If someone was trying to lure you out of bed on the coldest and rainiest of rainy days, what’s the number one treat that might inspire you to leave your comfort zone? A team of researchers recently discovered that to lure snowflake moray eels from not just their comfort zone, but also out the place they can breathe, it takes sashimi. Well played, morays.
The scientists-turned-animal-trainers were trying to encourage the eel species Echidna nebulosa out of the water and onto a platform so that they could observe how or if these fish could consume solid food out of water. Morays have been documented scooting out of the water to catch crabs, but exactly what they did with them once caught was something of a mystery.

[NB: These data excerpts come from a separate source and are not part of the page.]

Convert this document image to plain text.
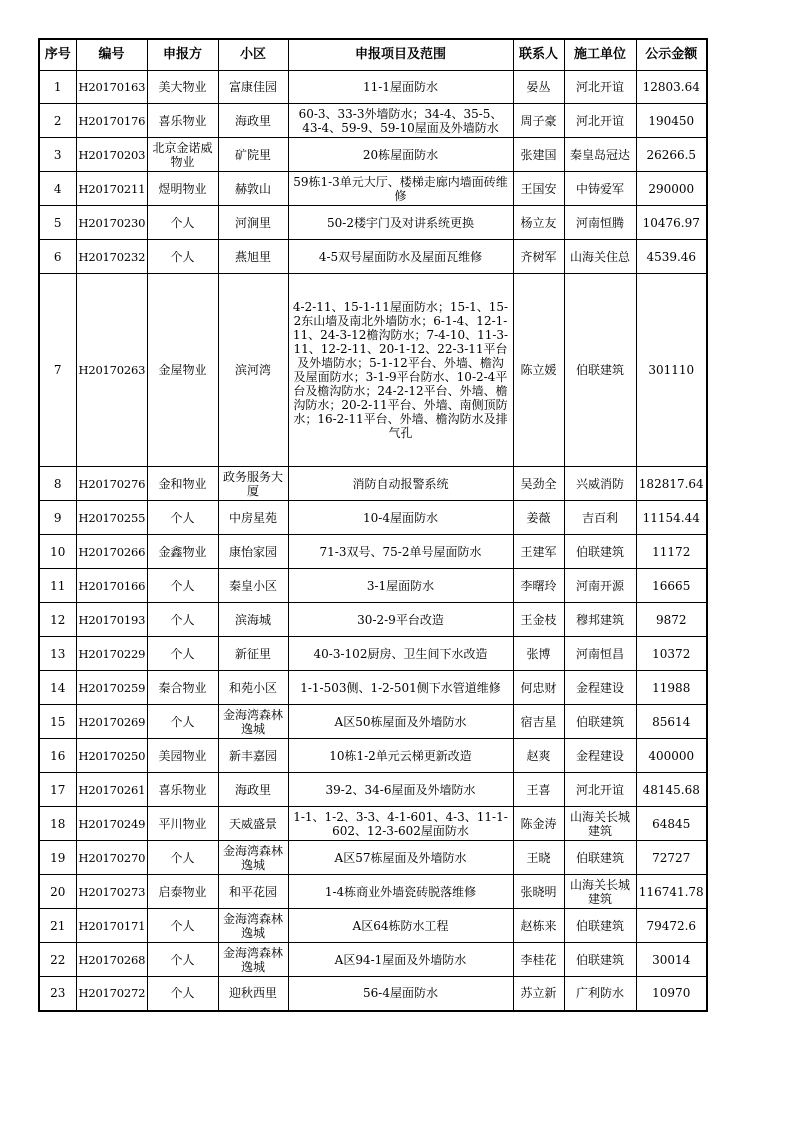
序号	编号	申报方	小区	申报项目及范围	联系人	施工单位	公示金额
1	H20170163	美大物业	富康佳园	11-1屋面防水	晏丛	河北开谊	12803.64
2	H20170176	喜乐物业	海政里	60-3、33-3外墙防水；34-4、35-5、43-4、59-9、59-10屋面及外墙防水	周子豪	河北开谊	190450
3	H20170203	北京金诺威物业	矿院里	20栋屋面防水	张建国	秦皇岛冠达	26266.5
4	H20170211	煜明物业	赫敦山	59栋1-3单元大厅、楼梯走廊内墙面砖维修	王国安	中铸爱军	290000
5	H20170230	个人	河涧里	50-2楼宇门及对讲系统更换	杨立友	河南恒腾	10476.97
6	H20170232	个人	燕旭里	4-5双号屋面防水及屋面瓦维修	齐树军	山海关住总	4539.46
7	H20170263	金屋物业	滨河湾	4-2-11、15-1-11屋面防水；15-1、15-2东山墙及南北外墙防水；6-1-4、12-1-11、24-3-12檐沟防水；7-4-10、11-3-11、12-2-11、20-1-12、22-3-11平台及外墙防水；5-1-12平台、外墙、檐沟及屋面防水；3-1-9平台防水、10-2-4平台及檐沟防水；24-2-12平台、外墙、檐沟防水；20-2-11平台、外墙、南侧顶防水；16-2-11平台、外墙、檐沟防水及排气孔	陈立媛	伯联建筑	301110
8	H20170276	金和物业	政务服务大厦	消防自动报警系统	吴劲全	兴威消防	182817.64
9	H20170255	个人	中房星苑	10-4屋面防水	姜薇	吉百利	11154.44
10	H20170266	金鑫物业	康怡家园	71-3双号、75-2单号屋面防水	王建军	伯联建筑	11172
11	H20170166	个人	秦皇小区	3-1屋面防水	李曙玲	河南开源	16665
12	H20170193	个人	滨海城	30-2-9平台改造	王金枝	穆邦建筑	9872
13	H20170229	个人	新征里	40-3-102厨房、卫生间下水改造	张博	河南恒昌	10372
14	H20170259	秦合物业	和苑小区	1-1-503侧、1-2-501侧下水管道维修	何忠财	金程建设	11988
15	H20170269	个人	金海湾森林逸城	A区50栋屋面及外墙防水	宿吉星	伯联建筑	85614
16	H20170250	美园物业	新丰嘉园	10栋1-2单元云梯更新改造	赵爽	金程建设	400000
17	H20170261	喜乐物业	海政里	39-2、34-6屋面及外墙防水	王喜	河北开谊	48145.68
18	H20170249	平川物业	天威盛景	1-1、1-2、3-3、4-1-601、4-3、11-1-602、12-3-602屋面防水	陈金涛	山海关长城建筑	64845
19	H20170270	个人	金海湾森林逸城	A区57栋屋面及外墙防水	王晓	伯联建筑	72727
20	H20170273	启泰物业	和平花园	1-4栋商业外墙瓷砖脱落维修	张晓明	山海关长城建筑	116741.78
21	H20170171	个人	金海湾森林逸城	A区64栋防水工程	赵栋来	伯联建筑	79472.6
22	H20170268	个人	金海湾森林逸城	A区94-1屋面及外墙防水	李桂花	伯联建筑	30014
23	H20170272	个人	迎秋西里	56-4屋面防水	苏立新	广利防水	10970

The new study, published in the Journal of Experimental Biology, trained the snowflake morays to undulate their way onto land to receive some raw fish. Here, they were looking to uncover the mechanism through which a moray might be able to consume food in the absence of water, and thanks to their unique morphology it turned out to be quite the show.
In case you haven’t seen the meme, moray eels have two sets of jaws. The second set is known as pharyngeal jaws and is quite common among fish, but the moray’s is really something else. They are equipped with muscles that are a bit like bungee-jump cords, meaning the eel can lunge the jaw forward to grab onto prey. Think the Xenomorph from Alien’s second mouth but make it marine.
When the researchers watched the snowflake morays eat, they saw that they were able to pull the food into their mouths using the pharyngeal jaw as a means of transportation. The jaw lunging wasn’t quite as large a motion as it is in the water, but it achieved the goal of eating in roughly the same time.
“Most fishes really need water to feed,” said lead author Rita Mehta, an associate professor of ecology and evolutionary biology at UC Santa Cruz, in a statement. “This is the first example of a fish that can feed on land without relying on water.
“They have highly moveable pharyngeal jaws in their throat. Once the moray captures prey in its oral jaws, the pharyngeal jaws grab onto the prey again and move it further back into the esophagus. This mechanical movement does not rely on water.”
While there are a few marine species known to hunt on land, this is the first documented fish that can swallow its dinner without water. The mudskipper has famously come leaps and bounds (pun intended) in its terrestrial capabilities, but even this talented fish needs to hold water in its mouth when swallowing food with the help of a strong, sticky tongue.
Steel yourselves, humanity. Once they learn how to breathe air (or move in herds) it could be over for us.